BEAUVALLET Maya, Seuil, 2009, 152 p.
Depuis 30 ans, la
nouvelle doxa managériale prétend avoir trouvé la manière d’améliorer la
réussite des agents économiques, tout autant que celle des administrations. La
motivation principale de l’activité humaine tiendrait tout entière dans
l’intérêt individuel concrétisé par l’appât du gain ou le contraire la peur de
perdre des sources de revenus. Il suffirait donc d’organiser toute une série d’incitations
financières corrélées à des indicateurs d’efficacité à respecter. La réalité
est bien plus complexe, les désirs des Hommes étant infiniment divers, leurs
préférences des plus variables et leurs humeurs souvent inconstantes. Maya
Beauvallet nous fait ici une démonstration lumineuse de l’échec de cette
idéologie, au travers de toute une série d’effets pervers qui montrent comment
elle finit par aboutir au contraire de ce qu’elle avait prévu. Prenons d’abord
la mesure de la performance. Si on tente de l’établir au niveau individuel, on
fausse la réalité, en niant le rôle du travail collectif et de la coopération.
Mais si on essaie de l’établir au niveau du collectif de travail, on obtient
une standardisation des comportements à un niveau moyen, les efforts de chacun
ayant tendance à être lissés et à s’égaliser.
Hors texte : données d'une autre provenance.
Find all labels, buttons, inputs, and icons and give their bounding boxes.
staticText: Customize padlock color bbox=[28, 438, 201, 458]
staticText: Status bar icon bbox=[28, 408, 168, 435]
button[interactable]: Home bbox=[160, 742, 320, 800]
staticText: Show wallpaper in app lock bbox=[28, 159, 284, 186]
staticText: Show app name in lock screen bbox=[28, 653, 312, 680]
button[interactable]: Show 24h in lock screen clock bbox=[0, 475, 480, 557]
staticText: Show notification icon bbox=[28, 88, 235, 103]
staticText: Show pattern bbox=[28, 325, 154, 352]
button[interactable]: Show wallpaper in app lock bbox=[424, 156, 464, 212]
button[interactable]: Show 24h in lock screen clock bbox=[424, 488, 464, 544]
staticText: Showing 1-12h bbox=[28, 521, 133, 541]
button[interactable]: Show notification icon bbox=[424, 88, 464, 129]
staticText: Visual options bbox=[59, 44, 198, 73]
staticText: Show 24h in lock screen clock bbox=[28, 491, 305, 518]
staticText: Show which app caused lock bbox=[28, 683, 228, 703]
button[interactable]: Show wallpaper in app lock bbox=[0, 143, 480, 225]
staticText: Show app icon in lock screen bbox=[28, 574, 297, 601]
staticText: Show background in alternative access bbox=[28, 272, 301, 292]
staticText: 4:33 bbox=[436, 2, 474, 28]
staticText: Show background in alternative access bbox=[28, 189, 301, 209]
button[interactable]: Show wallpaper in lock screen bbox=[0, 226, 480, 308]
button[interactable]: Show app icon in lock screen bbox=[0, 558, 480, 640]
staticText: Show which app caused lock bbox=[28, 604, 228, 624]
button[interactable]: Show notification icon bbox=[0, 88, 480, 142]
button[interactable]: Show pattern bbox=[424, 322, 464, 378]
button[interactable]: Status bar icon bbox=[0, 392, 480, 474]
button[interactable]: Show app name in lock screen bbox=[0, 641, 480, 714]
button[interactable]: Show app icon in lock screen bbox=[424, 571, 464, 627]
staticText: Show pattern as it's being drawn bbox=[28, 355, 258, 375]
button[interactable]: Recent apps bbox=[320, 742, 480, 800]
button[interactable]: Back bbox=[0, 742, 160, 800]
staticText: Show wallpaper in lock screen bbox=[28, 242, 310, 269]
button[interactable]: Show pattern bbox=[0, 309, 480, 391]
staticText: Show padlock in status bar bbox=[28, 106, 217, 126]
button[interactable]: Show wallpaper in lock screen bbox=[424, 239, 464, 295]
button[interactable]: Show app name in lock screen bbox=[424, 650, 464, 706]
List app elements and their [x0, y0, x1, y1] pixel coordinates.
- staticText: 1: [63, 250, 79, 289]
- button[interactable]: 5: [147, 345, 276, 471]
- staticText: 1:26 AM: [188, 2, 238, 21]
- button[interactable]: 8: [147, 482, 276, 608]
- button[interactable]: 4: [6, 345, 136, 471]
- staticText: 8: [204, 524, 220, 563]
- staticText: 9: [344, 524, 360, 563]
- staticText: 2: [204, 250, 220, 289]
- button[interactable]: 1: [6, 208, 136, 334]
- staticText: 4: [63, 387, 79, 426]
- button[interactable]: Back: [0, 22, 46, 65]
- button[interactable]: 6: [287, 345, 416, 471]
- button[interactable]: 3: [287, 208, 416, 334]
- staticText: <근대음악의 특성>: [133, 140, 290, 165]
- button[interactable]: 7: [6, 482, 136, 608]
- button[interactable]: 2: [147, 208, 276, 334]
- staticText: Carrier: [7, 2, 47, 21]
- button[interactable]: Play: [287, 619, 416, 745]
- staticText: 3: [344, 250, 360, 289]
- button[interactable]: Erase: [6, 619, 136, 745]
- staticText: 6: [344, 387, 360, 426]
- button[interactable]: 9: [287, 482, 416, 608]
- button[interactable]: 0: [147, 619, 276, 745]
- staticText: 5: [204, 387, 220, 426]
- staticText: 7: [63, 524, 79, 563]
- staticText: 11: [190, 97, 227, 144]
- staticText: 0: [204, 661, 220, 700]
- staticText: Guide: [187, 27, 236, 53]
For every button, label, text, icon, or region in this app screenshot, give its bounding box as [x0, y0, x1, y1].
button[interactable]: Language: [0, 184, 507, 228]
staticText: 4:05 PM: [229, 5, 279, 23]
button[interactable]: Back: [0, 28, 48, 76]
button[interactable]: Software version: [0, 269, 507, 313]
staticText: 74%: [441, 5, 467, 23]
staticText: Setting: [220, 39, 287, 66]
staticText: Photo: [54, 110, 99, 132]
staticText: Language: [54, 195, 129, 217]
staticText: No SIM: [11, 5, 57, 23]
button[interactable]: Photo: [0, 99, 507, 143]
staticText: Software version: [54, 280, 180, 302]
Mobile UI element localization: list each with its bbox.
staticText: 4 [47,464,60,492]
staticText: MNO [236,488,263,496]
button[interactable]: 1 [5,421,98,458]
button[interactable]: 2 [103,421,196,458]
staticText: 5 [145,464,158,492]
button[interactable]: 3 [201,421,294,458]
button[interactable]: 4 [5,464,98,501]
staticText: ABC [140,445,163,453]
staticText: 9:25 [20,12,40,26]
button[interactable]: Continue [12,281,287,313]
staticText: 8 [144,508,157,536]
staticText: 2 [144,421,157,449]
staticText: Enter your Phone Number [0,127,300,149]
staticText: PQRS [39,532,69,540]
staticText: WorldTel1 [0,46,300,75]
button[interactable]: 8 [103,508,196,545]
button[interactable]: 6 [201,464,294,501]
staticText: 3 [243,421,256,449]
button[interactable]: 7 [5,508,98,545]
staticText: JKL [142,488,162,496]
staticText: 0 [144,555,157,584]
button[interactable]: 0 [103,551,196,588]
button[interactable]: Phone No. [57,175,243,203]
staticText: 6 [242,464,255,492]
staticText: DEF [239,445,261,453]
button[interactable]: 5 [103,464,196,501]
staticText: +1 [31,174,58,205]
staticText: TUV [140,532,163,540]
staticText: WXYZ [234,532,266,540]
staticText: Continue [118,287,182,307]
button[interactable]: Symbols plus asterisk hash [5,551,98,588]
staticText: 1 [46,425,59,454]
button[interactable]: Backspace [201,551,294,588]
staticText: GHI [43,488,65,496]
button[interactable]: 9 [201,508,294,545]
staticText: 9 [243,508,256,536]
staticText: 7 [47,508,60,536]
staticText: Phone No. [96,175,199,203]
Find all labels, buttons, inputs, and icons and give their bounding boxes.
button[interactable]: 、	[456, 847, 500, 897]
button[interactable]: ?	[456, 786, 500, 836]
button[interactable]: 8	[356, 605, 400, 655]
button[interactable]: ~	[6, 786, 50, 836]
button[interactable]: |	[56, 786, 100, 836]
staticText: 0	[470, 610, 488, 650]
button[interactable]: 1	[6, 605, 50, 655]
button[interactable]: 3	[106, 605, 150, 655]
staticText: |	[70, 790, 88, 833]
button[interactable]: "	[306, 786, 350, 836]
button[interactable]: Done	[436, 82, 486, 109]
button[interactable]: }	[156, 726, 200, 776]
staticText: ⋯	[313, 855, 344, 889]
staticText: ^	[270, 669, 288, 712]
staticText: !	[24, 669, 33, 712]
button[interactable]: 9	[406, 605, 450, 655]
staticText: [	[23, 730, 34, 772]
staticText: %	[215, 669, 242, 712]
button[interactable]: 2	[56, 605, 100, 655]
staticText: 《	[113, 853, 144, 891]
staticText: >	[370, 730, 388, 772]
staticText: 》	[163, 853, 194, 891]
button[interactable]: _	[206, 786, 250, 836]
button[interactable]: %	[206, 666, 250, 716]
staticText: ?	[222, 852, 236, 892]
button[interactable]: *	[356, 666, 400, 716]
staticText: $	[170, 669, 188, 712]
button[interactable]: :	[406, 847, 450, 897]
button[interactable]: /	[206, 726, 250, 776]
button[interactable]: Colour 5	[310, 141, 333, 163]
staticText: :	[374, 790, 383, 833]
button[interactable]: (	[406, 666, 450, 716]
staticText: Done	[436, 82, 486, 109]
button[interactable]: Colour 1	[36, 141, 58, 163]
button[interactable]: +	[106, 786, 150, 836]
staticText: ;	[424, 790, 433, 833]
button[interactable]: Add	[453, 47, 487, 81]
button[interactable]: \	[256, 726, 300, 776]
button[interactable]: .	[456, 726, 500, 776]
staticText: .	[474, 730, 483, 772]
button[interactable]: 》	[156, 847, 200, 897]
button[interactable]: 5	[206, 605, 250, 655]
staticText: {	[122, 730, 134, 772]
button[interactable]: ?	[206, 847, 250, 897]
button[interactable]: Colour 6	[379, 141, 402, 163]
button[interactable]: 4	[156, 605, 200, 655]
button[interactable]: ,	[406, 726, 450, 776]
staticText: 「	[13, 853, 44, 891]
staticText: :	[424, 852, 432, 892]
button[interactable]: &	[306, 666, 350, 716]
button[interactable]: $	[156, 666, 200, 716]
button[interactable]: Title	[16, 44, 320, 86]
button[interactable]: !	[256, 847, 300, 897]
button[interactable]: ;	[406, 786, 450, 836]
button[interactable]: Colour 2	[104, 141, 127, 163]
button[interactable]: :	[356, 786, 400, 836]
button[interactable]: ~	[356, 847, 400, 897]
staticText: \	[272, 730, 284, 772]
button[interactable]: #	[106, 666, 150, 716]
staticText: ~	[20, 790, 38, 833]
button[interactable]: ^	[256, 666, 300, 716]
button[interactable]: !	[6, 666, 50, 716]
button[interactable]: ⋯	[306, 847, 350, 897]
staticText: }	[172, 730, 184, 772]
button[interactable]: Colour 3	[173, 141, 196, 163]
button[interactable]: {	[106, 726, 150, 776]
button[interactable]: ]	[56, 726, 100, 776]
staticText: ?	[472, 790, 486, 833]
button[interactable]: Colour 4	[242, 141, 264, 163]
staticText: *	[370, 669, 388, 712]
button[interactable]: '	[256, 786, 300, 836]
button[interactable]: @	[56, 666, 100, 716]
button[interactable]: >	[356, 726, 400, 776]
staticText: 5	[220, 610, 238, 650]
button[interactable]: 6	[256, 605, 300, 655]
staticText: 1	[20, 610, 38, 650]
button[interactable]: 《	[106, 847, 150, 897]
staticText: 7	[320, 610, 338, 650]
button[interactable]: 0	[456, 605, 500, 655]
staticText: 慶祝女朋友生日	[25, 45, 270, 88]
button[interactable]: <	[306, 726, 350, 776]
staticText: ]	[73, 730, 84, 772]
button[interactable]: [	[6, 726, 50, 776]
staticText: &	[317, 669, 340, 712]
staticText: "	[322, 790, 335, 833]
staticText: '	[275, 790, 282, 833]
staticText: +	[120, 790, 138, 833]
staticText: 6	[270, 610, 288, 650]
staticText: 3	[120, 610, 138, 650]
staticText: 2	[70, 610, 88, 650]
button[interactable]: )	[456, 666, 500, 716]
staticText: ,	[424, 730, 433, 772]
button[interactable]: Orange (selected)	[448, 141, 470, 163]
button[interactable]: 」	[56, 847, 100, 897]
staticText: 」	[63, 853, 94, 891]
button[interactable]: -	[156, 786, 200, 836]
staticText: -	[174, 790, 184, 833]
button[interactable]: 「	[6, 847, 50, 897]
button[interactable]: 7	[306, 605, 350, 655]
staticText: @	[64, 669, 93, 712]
Si l’on cherche à mesurer les
salariés les uns par rapport aux autres, on les place en compétition, les
incitant certes à améliorer leurs résultats, mais aussi à saboter ceux des
autres. Le management par objectif n’est pas forcément plus efficace :
fixer un quota à atteindre dans un délai donné, incite les salariés à remplir
le but demandé, sans forcément chercher à le dépasser, même s’ils en ont la
possibilité. Il en va de même pour les primes au résultat : une fois la
récompense obtenue, l’effort se ralentit. En fait, tous les indicateurs
savamment élaborés se heurtent à la même dérive : ils encouragent la
concrétisation de la tâche spécifique mesurée, au détriment de celles qui ne le
sont pas. Certes, dans les premiers temps de leur mise en place, ils semblent
souvent suivis d’une amélioration des résultats évalués. Mais, cela ne démontre
en rien un quelconque gain d’efficience, bien plutôt une meilleure connaissance
de ce qui est demandé et une amélioration de la stratégie pour s’y adapter, à
moindre effort. Par quelque bout qu’on les prenne, ces indicateurs faussent la
perception de la réalité : ce n’est plus la qualité que l’on recherche,
mais l’amélioration des résultats quantitatifs venant les satisfaire. La
recherche délibérée de motivations étrangères (extrinsèques) à l’individu a eu
pour conséquences de rompre avec les notions de devoir et d’engagement, autant
de motivations internes (intrinsèques) qui poussaient l’individu dans une logique
de l’honneur, à accomplir le mieux sa tâche.